Ohio opts for default ACA essential health benefits list

The Kasich Administration did not meet a deadline this week to establish the minimum health insurance benefits that Ohioans will be entitled starting in 2014 as part of the Affordable Care Act (Source: "Ohio misses health-care deadline," Columbus Dispatch, Oct. 4, 2012).

Lt. Gov. Mary Taylor, who also serves as director of the Ohio Department of Insurance, wrote in a letter to federal officials that a lack of information and guidance from the Department of Health and Human Services hampered the state's ability to set its list of "essential health benefits."

In December 2011, the HHS issued a bulletin signaling its intent to allow states to determine individually the benchmark set of essential health benefits for plans sold in their state.

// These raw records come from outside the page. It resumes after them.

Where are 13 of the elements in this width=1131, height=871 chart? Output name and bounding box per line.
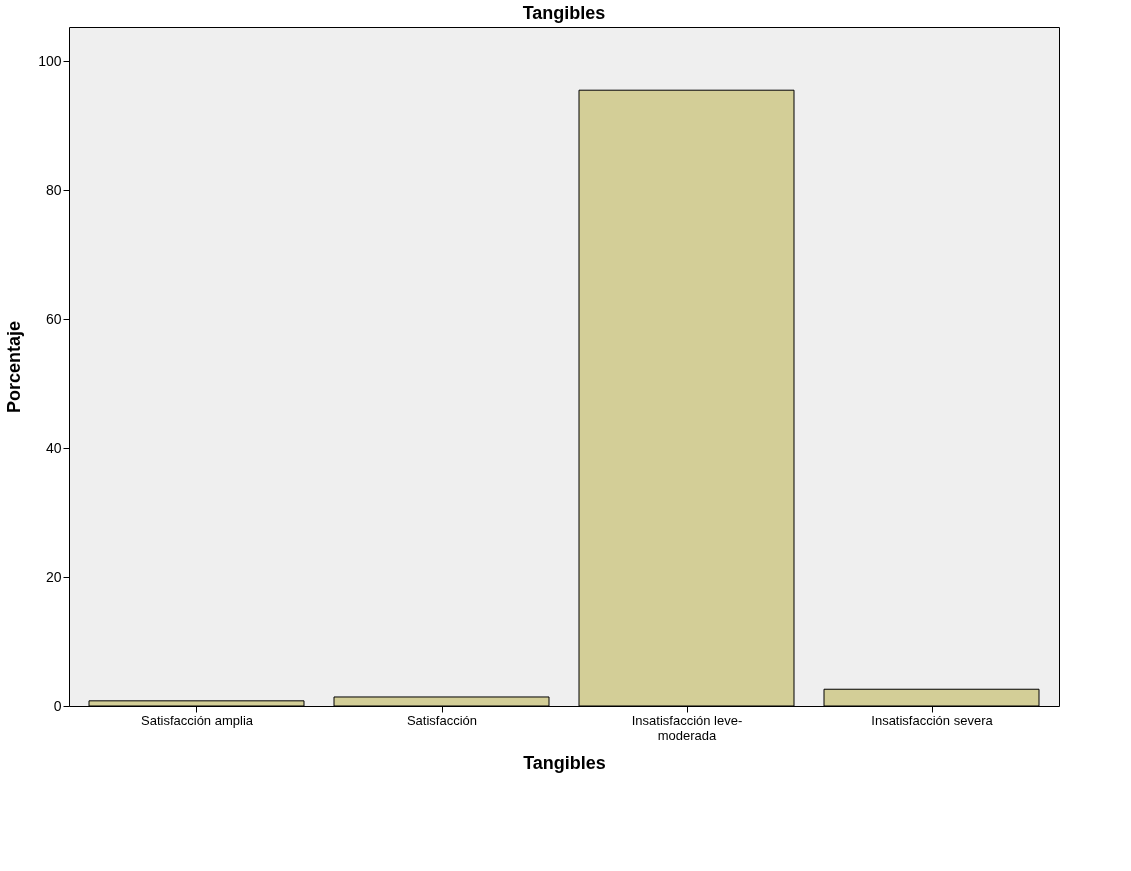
y-axis-title: Porcentaje (4, 320, 25, 414)
x-tick-label: Satisfacción (406, 712, 478, 728)
y-tick-label: 0 (53, 697, 62, 714)
x-tick-label: Satisfacción amplia (141, 712, 254, 728)
x-tick-label: Insatisfacción leve-moderada (631, 712, 743, 743)
chart-title: Tangibles (522, 3, 606, 23)
y-tick-label: 100 (38, 52, 62, 69)
y-tick-label: 80 (45, 181, 62, 198)
y-tick-label: 40 (45, 439, 62, 456)
x-tick-label: Insatisfacción severa (871, 712, 994, 728)
x-axis-title: Tangibles (523, 752, 606, 773)
y-tick-label: 20 (45, 568, 62, 585)
y-tick-label: 60 (45, 310, 62, 327)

However, in a letter to HHS Secretary Kathleen Sebelius, Taylor wrote that “the bulletin falls short of meeting states’ real needs for clarification, guidance and interpretation and cannot substitute for the authority of the rule. "

If a state does not choose a benchmark, the largest small group plan will serve as the default. In the future, states will have to select an EHB benchmark plan in the third quarter two years prior to the coverage year, based on enrollment from the first quarter of that year.

In August, HPIO released "An introduction to 'essential health benefits': Ohio's role in determining services covered by insurance post-2014," (pdf, 6 pages) that details the issue.